If all we are is dust in the wind, it turns out we could be pretty lasting and important. Dust plays a major role in climate - possibly more of one than we give it credit for.
Fit of rage, moment of clumsiness, evening in a Greek restaurant; we've all smashed something in our time. We're used to seeing the uneven pieces with their uneven distribution coat our floor. We're also used to finding a few slivers of glass or ceramic left over, even when we're sure that we've cleaned up every last piece. When it comes to shattering, most people think of big objects, like stones or plates. But small objects like pebbles, sand and tiny pieces of clay, shatter and scatter in similar ways. The main difference is, their shards are light enough to waft through the air.
These tiny shards range from 2 to 50 microns wide. The upper limit of 50 is about the diameter of a human hair. The lower one is far below the limit visible to the eye. They're all visible to the sun, though, and they do their part in making the planet a hotter or cooler place. Smaller is better. Tiny pieces of clay, 2 microns wide, are light enough to drift through the air for a long time. While there, they dutifully reflect sunlight back up through the atmosphere, and slightly cool the planet. Heavier pieces of dust, however, soak up the heat and keep it in the atmosphere.
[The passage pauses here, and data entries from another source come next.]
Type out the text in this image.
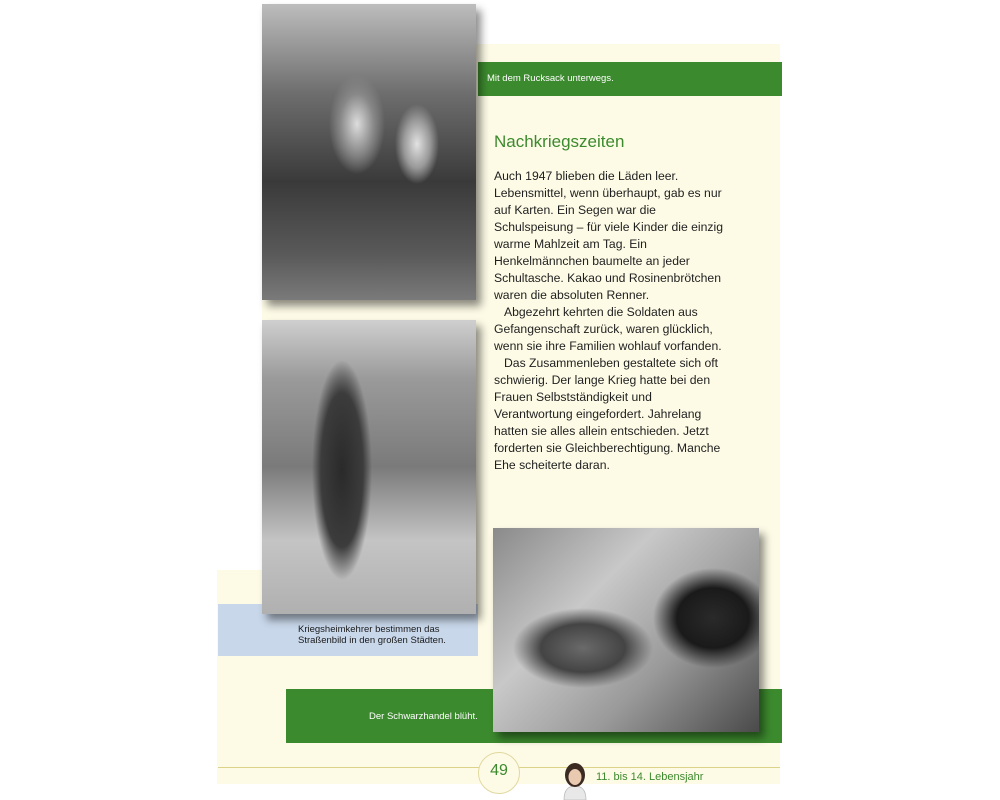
Kriegsheimkehrer bestimmen das Straßenbild in den großen Städten.
Mit dem Rucksack unterwegs.
Der Schwarzhandel blüht.
Nachkriegszeiten

Auch 1947 blieben die Läden leer. Lebensmittel, wenn überhaupt, gab es nur auf Karten. Ein Segen war die Schulspeisung – für viele Kinder die einzig warme Mahlzeit am Tag. Ein Henkelmännchen baumelte an jeder Schultasche. Kakao und Rosinenbrötchen waren die absoluten Renner.

Abgezehrt kehrten die Soldaten aus Gefangenschaft zurück, waren glücklich, wenn sie ihre Familien wohlauf vorfanden.

Das Zusammenleben gestaltete sich oft schwierig. Der lange Krieg hatte bei den Frauen Selbstständigkeit und Verantwortung eingefordert. Jahrelang hatten sie alles allein entschieden. Jetzt forderten sie Gleichberechtigung. Manche Ehe scheiterte daran.

49	11. bis 14. Lebensjahr
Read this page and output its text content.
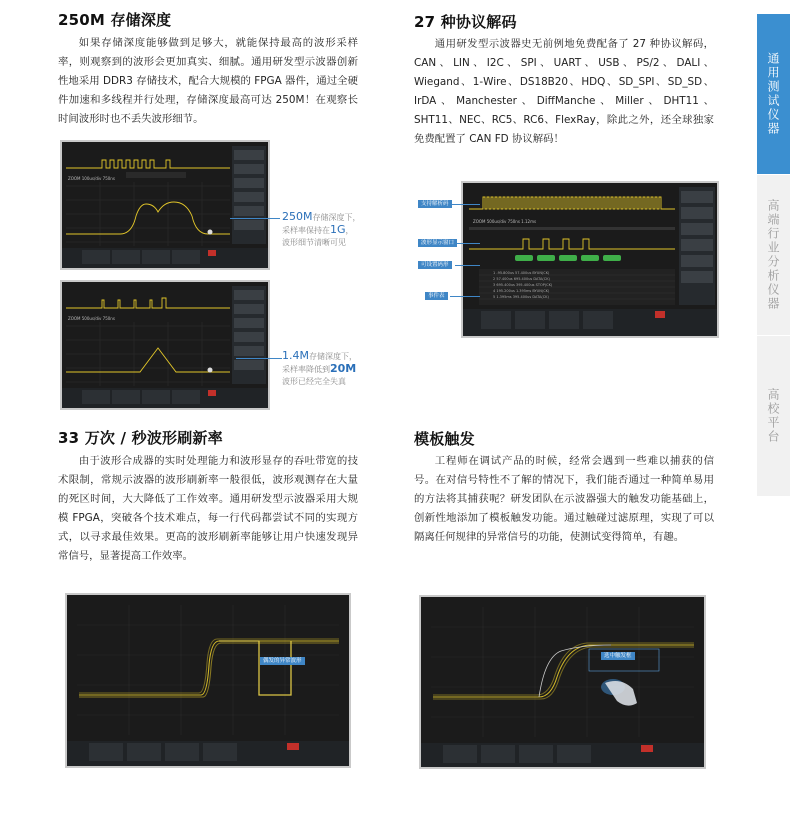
250M 存储深度

如果存储深度能够做到足够大，就能保持最高的波形采样率，则观察到的波形会更加真实、细腻。通用研发型示波器创新性地采用 DDR3 存储技术，配合大规模的 FPGA 器件，通过全硬件加速和多线程并行处理，存储深度最高可达 250M！在观察长时间波形时也不丢失波形细节。

ZOOM 100us/div 750ns
250M存储深度下，
采样率保持在1G，
波形细节清晰可见
ZOOM 500us/div 750ns
1.4M存储深度下，
采样率降低到20M
波形已经完全失真
27 种协议解码

通用研发型示波器史无前例地免费配备了 27 种协议解码，CAN、LIN、I2C、SPI、UART、USB、PS/2、DALI、Wiegand、1-Wire、DS18B20、HDQ、SD_SPI、SD_SD、IrDA、Manchester、DiffManche、Miller、DHT11、SHT11、NEC、RC5、RC6、FlexRay，除此之外，还全球独家免费配置了 CAN FD 协议解码！

ZOOM 500us/div 750ns 1.12ms
1 -95.800us 57.400us BYUN(CK)
2 57.400us 695.400us DATA(CK)
3 695.400us 395.400us STOP(CK)
4 195.200us 1.395ms BYUN(CK)
5 1.395ms 395.400us DATA(CK)
支持解析码
波形显示窗口
可设置码形
事件表
33 万次 / 秒波形刷新率

由于波形合成器的实时处理能力和波形显存的吞吐带宽的技术限制，常规示波器的波形刷新率一般很低，波形观测存在大量的死区时间，大大降低了工作效率。通用研发型示波器采用大规模 FPGA，突破各个技术难点，每一行代码都尝试不同的实现方式，以寻求最佳效果。更高的波形刷新率能够让用户快速发现异常信号，显著提高工作效率。

偶发的异常波形
模板触发

工程师在调试产品的时候，经常会遇到一些难以捕获的信号。在对信号特性不了解的情况下，我们能否通过一种简单易用的方法将其捕获呢？研发团队在示波器强大的触发功能基础上，创新性地添加了模板触发功能。通过触碰过滤原理，实现了可以隔离任何规律的异常信号的功能，使测试变得简单，有趣。

选中触发框
通用测试仪器
高端行业分析仪器
高校平台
These heavy pieces only stay airborne for a few days, but some scientists think they have been greatly under-represented in current computer models. The ratio of large to small particles in the sky may be up to eight times greater than currently thought. What's more, the bigger pieces of silt congregate near regions that are already hot and dry, like deserts and plains. These means that these places will be even more greatly affected by climate change than currently predicted. Even wet and snowy areas aren't safe. When these pieces of dust settle in snow, they absorb heat from sunlight more readily than the snow itself, meaning the snow has little heaters embedded in it. It will melt more quickly than pure snow.
New mathematical formulas are being devised to reassess the way things shatter, and the way that the detritus left behind affects global temperature. With luck, we will be able to get much more accurate weather information, climate change predictions, and materials research. It's time to literally see the world in a grain of sand.